Rotor 4 is capable of rotating using first and second rotor bearings 10. Rotor 4 has rotor centerline 12. Rotatable stator 6 is rotatable with first and second stator bearings 14. Rotatable stator 6 comprises stator centerline 16. Between the rotor 4 and stator 6 there is provided sealing surface 18. Space or chamber 20 enables fluids to pass from one side to the other side of motor assembly 2.

Rotor 4 is provided with threads 22. Rotor thread 22 has maximum outer radius dl and minimum radius d2, wherein the difference dl minus d2 corresponds to the height of the thread d. The height of the rotor thread d relates to offset e between rotor centerline 12 and stator centerline 16, wherein offset e is preferably equal to half of the difference between the major diameter of the stator thread and the major diameter dl of the rotor thread. Stator 8 is provided with stator threading 24. In the illustrated embodiment sealing surface 18 is a metal -to-metal contact between rotor 4 and stator 6.

In the illustrated embodiment (figure 2) motor assembly 2 is provided with offset e in a direction that is illustrated in the vertical direction in figure 2. In the illustrated embodiment rotor 4 is provided with six separate helical ridges 22 a-f (figure 3). It will be understood that another number of ridges or threads can be envisaged in accordance with the present invention.

When the motor assembly is operated as a motor drive, fluid is pumped in the direction of the longitudinal axis of motor assembly 2, thereby starting to rotate rotor 4 relative to the rotatable stator housing 6. By connecting, directly or indirectly, a tooling such as drill bit, to rotor 4 the tooling can be operated. When operating motor assembly 2 of the invention as a pump, rotor 4 is rotated thereby “screwing” fluid along the axis of assembly 2.
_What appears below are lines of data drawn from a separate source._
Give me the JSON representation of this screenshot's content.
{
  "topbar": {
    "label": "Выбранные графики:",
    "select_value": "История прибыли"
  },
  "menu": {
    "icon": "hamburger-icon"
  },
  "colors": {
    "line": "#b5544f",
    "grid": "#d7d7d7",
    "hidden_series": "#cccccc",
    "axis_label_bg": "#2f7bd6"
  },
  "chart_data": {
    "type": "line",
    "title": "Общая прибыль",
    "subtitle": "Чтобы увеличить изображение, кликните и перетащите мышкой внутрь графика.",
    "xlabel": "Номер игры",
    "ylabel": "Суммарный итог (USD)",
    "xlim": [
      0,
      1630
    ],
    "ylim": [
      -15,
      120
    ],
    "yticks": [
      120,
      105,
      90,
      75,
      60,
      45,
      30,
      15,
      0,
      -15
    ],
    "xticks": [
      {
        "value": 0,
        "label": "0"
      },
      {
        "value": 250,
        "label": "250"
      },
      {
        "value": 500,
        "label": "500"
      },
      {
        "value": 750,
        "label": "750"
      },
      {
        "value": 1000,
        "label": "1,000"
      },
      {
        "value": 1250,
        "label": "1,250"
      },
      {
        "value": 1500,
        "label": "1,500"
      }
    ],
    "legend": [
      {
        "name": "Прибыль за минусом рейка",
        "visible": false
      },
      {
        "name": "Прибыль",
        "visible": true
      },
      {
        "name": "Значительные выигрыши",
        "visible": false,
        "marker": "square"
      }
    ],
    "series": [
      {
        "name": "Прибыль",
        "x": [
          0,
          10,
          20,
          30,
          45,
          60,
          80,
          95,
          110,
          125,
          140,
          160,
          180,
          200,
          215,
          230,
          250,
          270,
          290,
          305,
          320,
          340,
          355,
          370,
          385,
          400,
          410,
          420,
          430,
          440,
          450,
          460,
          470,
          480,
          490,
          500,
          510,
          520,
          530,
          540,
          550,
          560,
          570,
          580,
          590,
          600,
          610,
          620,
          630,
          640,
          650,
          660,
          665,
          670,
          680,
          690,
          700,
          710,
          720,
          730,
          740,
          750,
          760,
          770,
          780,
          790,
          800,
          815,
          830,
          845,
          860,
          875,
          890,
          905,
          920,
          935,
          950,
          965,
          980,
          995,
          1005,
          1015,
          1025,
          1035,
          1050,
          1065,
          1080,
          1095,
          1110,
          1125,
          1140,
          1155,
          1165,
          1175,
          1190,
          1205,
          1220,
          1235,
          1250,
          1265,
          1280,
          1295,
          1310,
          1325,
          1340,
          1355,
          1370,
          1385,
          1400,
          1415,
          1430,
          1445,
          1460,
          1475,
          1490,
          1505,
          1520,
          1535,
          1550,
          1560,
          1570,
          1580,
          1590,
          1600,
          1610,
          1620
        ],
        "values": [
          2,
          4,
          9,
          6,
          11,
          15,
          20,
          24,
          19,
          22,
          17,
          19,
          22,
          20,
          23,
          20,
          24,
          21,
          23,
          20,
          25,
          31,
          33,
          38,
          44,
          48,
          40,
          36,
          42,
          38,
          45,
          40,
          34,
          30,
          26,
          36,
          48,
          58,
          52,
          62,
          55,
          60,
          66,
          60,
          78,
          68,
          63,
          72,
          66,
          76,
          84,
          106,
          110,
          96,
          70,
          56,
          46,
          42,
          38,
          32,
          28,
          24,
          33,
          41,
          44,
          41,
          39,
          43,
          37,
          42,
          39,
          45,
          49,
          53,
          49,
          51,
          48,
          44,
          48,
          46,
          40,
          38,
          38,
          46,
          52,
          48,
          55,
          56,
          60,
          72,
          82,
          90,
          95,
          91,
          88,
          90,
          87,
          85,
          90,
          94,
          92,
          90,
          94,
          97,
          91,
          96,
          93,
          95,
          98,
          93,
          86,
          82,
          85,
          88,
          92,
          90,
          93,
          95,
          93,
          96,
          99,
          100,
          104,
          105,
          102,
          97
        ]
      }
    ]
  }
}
In an application with motor assembly 2 (figure 4) application 102 involves (drilling) rig 106 that is positioned on surface 104. Casing 108 extends from rig 106 into the ground. A drill bit 110 is connected to mud-motor 2 thereby comprising downhole tooling 112. In the illustrated application 102 there is provided a blowout preventor (BOP) 114 as a safety measure and there is provided motor pump system 116 that is connected to mud-motor 2. It will be understood that other applications can also be envisaged in accordance to the present invention.

In an alternative embodiment, motor assembly 152 (figure 5) comprises rotor 154 and stator 156. In the illustrated embodiment stator 156 is a rotatable stator similar to stator 6 of motor assembly 2. Rotatable stator 156 is provided in stationary housing 158. Further, there is provided front flange 160 and rear flange 162. Stator 156 is provided with electromagnetic elements, preferably coils 164. Elements 164 cooperate with housing coils 166 and are capable of generating energy. Stator bearing 168 and rotor bearing 170 enable rotation of the respective parts. In the illustrated embodiment is schematically illustrated downhole measurement equipment 172 that receives and uses the generated energy thereby enabling downhole measurements. Optionally, measurement equipment 172 is provided with a (rechargeable) battery 172a and/or AC-DC convertor 172b. In this illustrated embodiment stator centerline 174 is provided at a distance from rotor centerline 176 similar to centerlines 12, 16 of motor assembly 2.

Manufacturing method 202 (figure 6) preferably starts with a design phase 204 resulting in design 206 of rotor 4, stator 6 and other components of motor assembly 2. Then, a rough model for the rotor 4 and stator 6 is prepared in modelling phase 208 resulting in a rough rotor and rough stator models 210. These rough models 210 are treated in electrochemical machine step 212 resulting in machined rotor and stator components 214. Components 214 are treated in an etching or polishing phase 216 resulting in final rotor and stator parts 218 that correspond to rotor 4 and stator 6. In assembling phase 220 the rotors 4, 6 are assembled to the final end product 222 that relates to motor assembly 2.

The present invention is by no means limited to the above-described preferred embodiments thereof. The rights sought are defined by the following claims within the scope of which many modifications can be envisaged.